Wednesday, January 28, 2009

Eat Less, Remember More?

By Rachel Zelkowitz
ScienceNOW Daily News
27 January 2009

Did Grandma seem forgetful at the holiday parties last month? It could be time to put her on a diet. Sharply reducing calories improves memory in older adults, according to one of the first studies of dietary restriction and cognitive function in humans.

Research on the benefits of an extremely low-calorie diet stretches back to the 1930s, when scientists found that rats lived up to twice as long when they nibbled less than control animals. Since then, some studies with rodents and nonhuman primates have shown that this spare diet, known as calorie restriction, improves some markers of diabetes and heart disease, such as blood glucose and triglyceride levels, and possibly prevents neurological declines similar to those seen with Alzheimer's disease and Parkinson's disease. In humans, however, the results have been mixed. Subjects on low-calorie diets generally have lower blood pressure and blood sugar levels than their chow-happy counterparts. But these studies were small, and none was designed to test how calorie restriction might affect cognitive performance.

To fill that void, neurologist Agnes Flöel and her colleagues at the University of Muenster in Germany recruited 50 healthy elderly subjects. The average volunteer was 60 years old and overweight, with a body mass index of 28. The researchers randomly assigned the volunteers to one of three groups. Twenty people were instructed to reduce their daily calorie intake by 30%, while still eating a balanced diet of nutrient-rich carbohydrates, fats, and lean proteins. Another 20 were told to keep their caloric intake the same but increase their consumption of unsaturated fatty acids, such as those found in salmon or olive oil. (Previous studies have linked a diet rich in these fats to improved cognition.) The remaining 10 volunteers did not change their diets.

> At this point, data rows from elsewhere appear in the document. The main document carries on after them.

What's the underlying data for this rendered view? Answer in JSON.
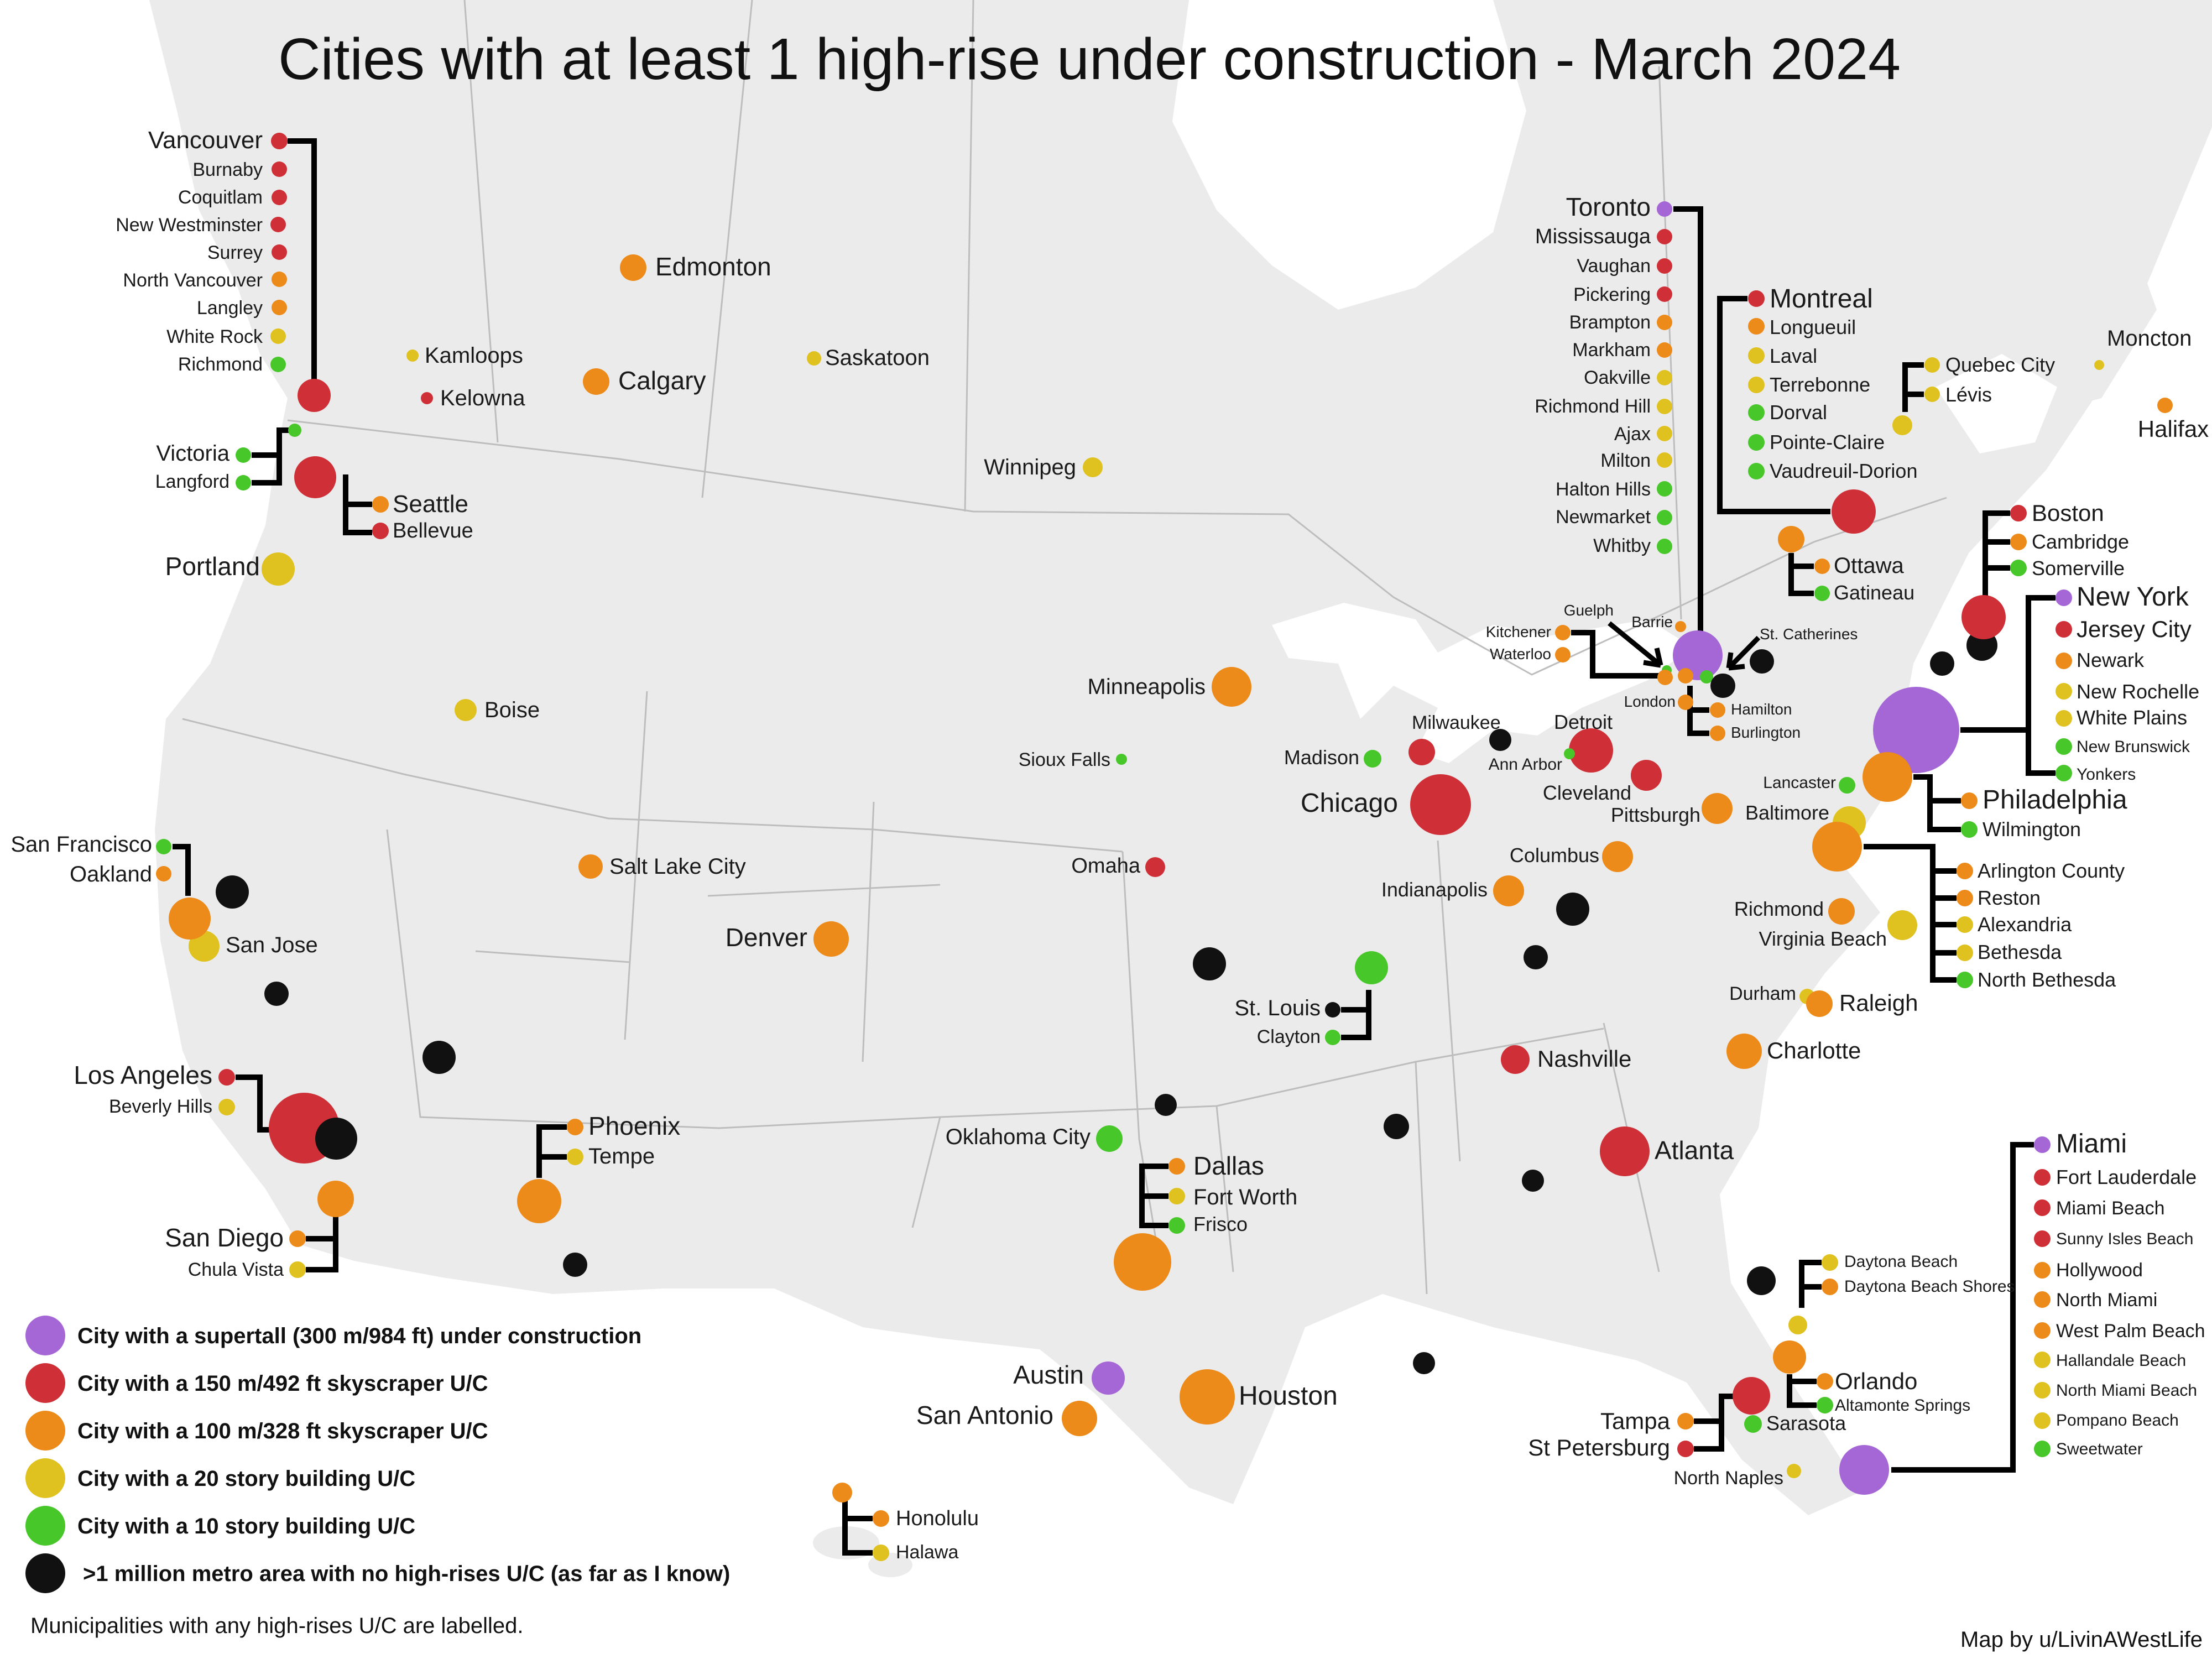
{
  "title": "Cities with at least 1 high-rise under construction - March 2024",
  "colors": {
    "purple": "#a566d6",
    "red": "#cf2f36",
    "orange": "#ec8a1a",
    "yellow": "#dfc21f",
    "green": "#48c72a",
    "black": "#111111",
    "land": "#ebebeb",
    "water": "#ffffff"
  },
  "legend": [
    {
      "color": "purple",
      "label": "City with a supertall (300 m/984 ft) under construction"
    },
    {
      "color": "red",
      "label": "City with a 150 m/492 ft skyscraper U/C"
    },
    {
      "color": "orange",
      "label": "City with a 100 m/328 ft skyscraper U/C"
    },
    {
      "color": "yellow",
      "label": "City with a 20 story building U/C"
    },
    {
      "color": "green",
      "label": "City with a 10 story building U/C"
    },
    {
      "color": "black",
      "label": ">1 million metro area with no high-rises U/C (as far as I know)"
    }
  ],
  "footnote": "Municipalities with any high-rises U/C are labelled.",
  "credit": "Map by u/LivinAWestLife",
  "cities": [
    {
      "name": "Edmonton",
      "cat": "orange"
    },
    {
      "name": "Calgary",
      "cat": "orange"
    },
    {
      "name": "Saskatoon",
      "cat": "yellow"
    },
    {
      "name": "Kamloops",
      "cat": "yellow"
    },
    {
      "name": "Kelowna",
      "cat": "red"
    },
    {
      "name": "Winnipeg",
      "cat": "yellow"
    },
    {
      "name": "Portland",
      "cat": "yellow"
    },
    {
      "name": "Boise",
      "cat": "yellow"
    },
    {
      "name": "Minneapolis",
      "cat": "orange"
    },
    {
      "name": "Sioux Falls",
      "cat": "green"
    },
    {
      "name": "Salt Lake City",
      "cat": "orange"
    },
    {
      "name": "Denver",
      "cat": "orange"
    },
    {
      "name": "Omaha",
      "cat": "red"
    },
    {
      "name": "Madison",
      "cat": "green"
    },
    {
      "name": "Milwaukee",
      "cat": "red"
    },
    {
      "name": "Chicago",
      "cat": "red"
    },
    {
      "name": "Detroit",
      "cat": "red"
    },
    {
      "name": "Ann Arbor",
      "cat": "green"
    },
    {
      "name": "Cleveland",
      "cat": "red"
    },
    {
      "name": "Pittsburgh",
      "cat": "orange"
    },
    {
      "name": "Columbus",
      "cat": "orange"
    },
    {
      "name": "Indianapolis",
      "cat": "orange"
    },
    {
      "name": "Nashville",
      "cat": "red"
    },
    {
      "name": "Atlanta",
      "cat": "red"
    },
    {
      "name": "Charlotte",
      "cat": "orange"
    },
    {
      "name": "Durham",
      "cat": "yellow"
    },
    {
      "name": "Raleigh",
      "cat": "orange"
    },
    {
      "name": "Richmond",
      "cat": "orange"
    },
    {
      "name": "Virginia Beach",
      "cat": "yellow"
    },
    {
      "name": "Baltimore",
      "cat": "yellow"
    },
    {
      "name": "Lancaster",
      "cat": "green"
    },
    {
      "name": "Oklahoma City",
      "cat": "green"
    },
    {
      "name": "Austin",
      "cat": "purple"
    },
    {
      "name": "San Antonio",
      "cat": "orange"
    },
    {
      "name": "Houston",
      "cat": "orange"
    },
    {
      "name": "San Jose",
      "cat": "yellow"
    },
    {
      "name": "Moncton",
      "cat": "yellow"
    },
    {
      "name": "Halifax",
      "cat": "orange"
    },
    {
      "name": "Guelph",
      "cat": "green"
    },
    {
      "name": "Barrie",
      "cat": "orange"
    },
    {
      "name": "St. Catherines",
      "cat": "black"
    },
    {
      "name": "London",
      "cat": "orange"
    },
    {
      "name": "North Naples",
      "cat": "yellow"
    }
  ],
  "groups": [
    {
      "id": "vancouver",
      "members": [
        {
          "name": "Vancouver",
          "cat": "red"
        },
        {
          "name": "Burnaby",
          "cat": "red"
        },
        {
          "name": "Coquitlam",
          "cat": "red"
        },
        {
          "name": "New Westminster",
          "cat": "red"
        },
        {
          "name": "Surrey",
          "cat": "red"
        },
        {
          "name": "North Vancouver",
          "cat": "orange"
        },
        {
          "name": "Langley",
          "cat": "orange"
        },
        {
          "name": "White Rock",
          "cat": "yellow"
        },
        {
          "name": "Richmond",
          "cat": "green"
        }
      ]
    },
    {
      "id": "victoria",
      "members": [
        {
          "name": "Victoria",
          "cat": "green"
        },
        {
          "name": "Langford",
          "cat": "green"
        }
      ]
    },
    {
      "id": "seattle",
      "members": [
        {
          "name": "Seattle",
          "cat": "orange"
        },
        {
          "name": "Bellevue",
          "cat": "red"
        }
      ]
    },
    {
      "id": "sf",
      "members": [
        {
          "name": "San Francisco",
          "cat": "green"
        },
        {
          "name": "Oakland",
          "cat": "orange"
        }
      ]
    },
    {
      "id": "la",
      "members": [
        {
          "name": "Los Angeles",
          "cat": "red"
        },
        {
          "name": "Beverly Hills",
          "cat": "yellow"
        }
      ]
    },
    {
      "id": "sd",
      "members": [
        {
          "name": "San Diego",
          "cat": "orange"
        },
        {
          "name": "Chula Vista",
          "cat": "yellow"
        }
      ]
    },
    {
      "id": "phx",
      "members": [
        {
          "name": "Phoenix",
          "cat": "orange"
        },
        {
          "name": "Tempe",
          "cat": "yellow"
        }
      ]
    },
    {
      "id": "dfw",
      "members": [
        {
          "name": "Dallas",
          "cat": "orange"
        },
        {
          "name": "Fort Worth",
          "cat": "yellow"
        },
        {
          "name": "Frisco",
          "cat": "green"
        }
      ]
    },
    {
      "id": "stl",
      "members": [
        {
          "name": "St. Louis",
          "cat": "black"
        },
        {
          "name": "Clayton",
          "cat": "green"
        }
      ]
    },
    {
      "id": "honolulu",
      "members": [
        {
          "name": "Honolulu",
          "cat": "orange"
        },
        {
          "name": "Halawa",
          "cat": "yellow"
        }
      ]
    },
    {
      "id": "toronto",
      "members": [
        {
          "name": "Toronto",
          "cat": "purple"
        },
        {
          "name": "Mississauga",
          "cat": "red"
        },
        {
          "name": "Vaughan",
          "cat": "red"
        },
        {
          "name": "Pickering",
          "cat": "red"
        },
        {
          "name": "Brampton",
          "cat": "orange"
        },
        {
          "name": "Markham",
          "cat": "orange"
        },
        {
          "name": "Oakville",
          "cat": "yellow"
        },
        {
          "name": "Richmond Hill",
          "cat": "yellow"
        },
        {
          "name": "Ajax",
          "cat": "yellow"
        },
        {
          "name": "Milton",
          "cat": "yellow"
        },
        {
          "name": "Halton Hills",
          "cat": "green"
        },
        {
          "name": "Newmarket",
          "cat": "green"
        },
        {
          "name": "Whitby",
          "cat": "green"
        }
      ]
    },
    {
      "id": "montreal",
      "members": [
        {
          "name": "Montreal",
          "cat": "red"
        },
        {
          "name": "Longueuil",
          "cat": "orange"
        },
        {
          "name": "Laval",
          "cat": "yellow"
        },
        {
          "name": "Terrebonne",
          "cat": "yellow"
        },
        {
          "name": "Dorval",
          "cat": "green"
        },
        {
          "name": "Pointe-Claire",
          "cat": "green"
        },
        {
          "name": "Vaudreuil-Dorion",
          "cat": "green"
        }
      ]
    },
    {
      "id": "quebec",
      "members": [
        {
          "name": "Quebec City",
          "cat": "yellow"
        },
        {
          "name": "Lévis",
          "cat": "yellow"
        }
      ]
    },
    {
      "id": "ottawa",
      "members": [
        {
          "name": "Ottawa",
          "cat": "orange"
        },
        {
          "name": "Gatineau",
          "cat": "green"
        }
      ]
    },
    {
      "id": "kw",
      "members": [
        {
          "name": "Kitchener",
          "cat": "orange"
        },
        {
          "name": "Waterloo",
          "cat": "orange"
        }
      ]
    },
    {
      "id": "hamilton",
      "members": [
        {
          "name": "Hamilton",
          "cat": "orange"
        },
        {
          "name": "Burlington",
          "cat": "orange"
        }
      ]
    },
    {
      "id": "boston",
      "members": [
        {
          "name": "Boston",
          "cat": "red"
        },
        {
          "name": "Cambridge",
          "cat": "orange"
        },
        {
          "name": "Somerville",
          "cat": "green"
        }
      ]
    },
    {
      "id": "nyc",
      "members": [
        {
          "name": "New York",
          "cat": "purple"
        },
        {
          "name": "Jersey City",
          "cat": "red"
        },
        {
          "name": "Newark",
          "cat": "orange"
        },
        {
          "name": "New Rochelle",
          "cat": "yellow"
        },
        {
          "name": "White Plains",
          "cat": "yellow"
        },
        {
          "name": "New Brunswick",
          "cat": "green"
        },
        {
          "name": "Yonkers",
          "cat": "green"
        }
      ]
    },
    {
      "id": "philly",
      "members": [
        {
          "name": "Philadelphia",
          "cat": "orange"
        },
        {
          "name": "Wilmington",
          "cat": "green"
        }
      ]
    },
    {
      "id": "dc",
      "members": [
        {
          "name": "Arlington County",
          "cat": "orange"
        },
        {
          "name": "Reston",
          "cat": "orange"
        },
        {
          "name": "Alexandria",
          "cat": "yellow"
        },
        {
          "name": "Bethesda",
          "cat": "yellow"
        },
        {
          "name": "North Bethesda",
          "cat": "green"
        }
      ]
    },
    {
      "id": "daytona",
      "members": [
        {
          "name": "Daytona Beach",
          "cat": "yellow"
        },
        {
          "name": "Daytona Beach Shores",
          "cat": "orange"
        }
      ]
    },
    {
      "id": "orlando",
      "members": [
        {
          "name": "Orlando",
          "cat": "orange"
        },
        {
          "name": "Altamonte Springs",
          "cat": "green"
        }
      ]
    },
    {
      "id": "tampa",
      "members": [
        {
          "name": "Tampa",
          "cat": "orange"
        },
        {
          "name": "St Petersburg",
          "cat": "red"
        },
        {
          "name": "Sarasota",
          "cat": "green"
        }
      ]
    },
    {
      "id": "miami",
      "members": [
        {
          "name": "Miami",
          "cat": "purple"
        },
        {
          "name": "Fort Lauderdale",
          "cat": "red"
        },
        {
          "name": "Miami Beach",
          "cat": "red"
        },
        {
          "name": "Sunny Isles Beach",
          "cat": "red"
        },
        {
          "name": "Hollywood",
          "cat": "orange"
        },
        {
          "name": "North Miami",
          "cat": "orange"
        },
        {
          "name": "West Palm Beach",
          "cat": "orange"
        },
        {
          "name": "Hallandale Beach",
          "cat": "yellow"
        },
        {
          "name": "North Miami Beach",
          "cat": "yellow"
        },
        {
          "name": "Pompano Beach",
          "cat": "yellow"
        },
        {
          "name": "Sweetwater",
          "cat": "green"
        }
      ]
    }
  ]
}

After 3 months, all of the volunteers took a memory test in which they were shown 15 words and asked how many they could remember after 30 minutes. On average, those in the calorie-restriction group showed a 20% improvement over their baseline memory scores taken before they started their diets. Subjects in the other two groups showed little or no improvement, the researchers report online this week in the Proceedings of the National Academy of Sciences. "Our study only provides some of the first evidence on the impact of [calorie restriction] on memory in the elderly, but this study has to be followed up now," Flöel wrote in an e-mail to Science. Her team plans to conduct larger studies to determine exactly how calorie restriction enhances memory.

Neuroscientist Laura Dugan of University of California, San Diego, cautions that subjects in the study were overweight at the outset, so their memory improvement could have come from returning to a healthier body weight rather than from simple calorie restriction. Being overweight can cause sleep apnea, for example, which could interfere with cognitive function. But Giulio Pasinetti, a neuroscientist at Mount Sinai School of Medicine in New York City, praises the study as the first controlled test of calorie restriction and memory. "The most important message is that moderation in lifestyle--dietary lifestyle--is probably beneficial for our mental activities," he says.